I called Clint, one of his household duties is the removal of dead animals. He used to share this duty with Shane. I have issued orders of removal for a mouse, a squirrel and now, this – what I hoped was a raccoon. I told him of my grisly discovery, and went on to the Girl Scout trip. I can honestly say that animal was in the back of my head all weekend. (I did find Ivan and took him to the vet and all is well with Alexander, and also the gray cat that does not belong to us, but apparently we feed.) So when Clint finally got home, and went to inspect the dead animal, he said he needed my help in its removal due to the angle of the fence. I asked if he could tell me it was a raccoon. And he was silent. And I knew. And he said slowly, “I … can … tell … you … it’s … a … cat.” And I said “NO!!! Tell me it’s a raccoon.”

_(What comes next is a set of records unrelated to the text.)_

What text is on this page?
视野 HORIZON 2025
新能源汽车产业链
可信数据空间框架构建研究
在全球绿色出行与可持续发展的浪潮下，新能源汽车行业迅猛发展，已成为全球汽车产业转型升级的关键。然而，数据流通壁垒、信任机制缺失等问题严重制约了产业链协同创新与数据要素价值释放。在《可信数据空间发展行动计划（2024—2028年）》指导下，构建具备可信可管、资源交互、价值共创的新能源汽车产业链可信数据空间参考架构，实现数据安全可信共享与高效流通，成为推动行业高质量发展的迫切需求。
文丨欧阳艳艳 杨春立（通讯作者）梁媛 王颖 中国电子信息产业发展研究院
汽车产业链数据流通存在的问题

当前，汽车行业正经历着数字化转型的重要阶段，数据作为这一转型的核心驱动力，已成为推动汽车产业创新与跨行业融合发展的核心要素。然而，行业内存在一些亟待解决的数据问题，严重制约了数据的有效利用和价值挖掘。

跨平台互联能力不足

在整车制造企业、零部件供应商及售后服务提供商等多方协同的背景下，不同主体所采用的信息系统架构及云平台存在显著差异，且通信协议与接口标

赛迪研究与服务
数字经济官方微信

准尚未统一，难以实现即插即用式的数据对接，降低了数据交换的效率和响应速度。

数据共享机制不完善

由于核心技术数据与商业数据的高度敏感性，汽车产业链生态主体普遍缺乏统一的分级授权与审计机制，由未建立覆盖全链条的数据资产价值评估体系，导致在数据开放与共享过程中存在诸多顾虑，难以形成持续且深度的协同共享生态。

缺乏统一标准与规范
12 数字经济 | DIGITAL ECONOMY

And all I could think about was the week I was missing Alexander. How during that week all I wanted to know was where he was. If he was dead, I wanted a body, I needed closure. Here’s the thing, this animal, which I would still like to believe may not have been a cat, had already lost a significant amount of hair, there’s no recognizing a cat by its skeleton and dried up skin. And there had been lost cat posters around the neighborhood a few weeks ago, but not within the last week or so. That cat has been hanging on our fence for at least 2 weeks. We put him in a black trash bag; he’ll go out with the rest of the week’s trash on Wednesday. How do I get over this? How do I live with myself for not being able to tell someone what happened to their cat? What if I call the lost cat poster people and it turns out not to be their cat? Or worse yet, what if it is? And who’s to say which of the lost cats is the one we have? The cat, like ours and so many others in the neighborhood had no collar. I’m heart broken for this cat, and his/her owners. And I’m mad at myself for not looking harder for that crying cat a few weeks ago, when I may have been able to save him.
I know now, that when I hear a cat crying, I will walk the fence of our yard. But that doesn’t save this cat. This cat that I'm still hoping is actually a very skinny raccoon.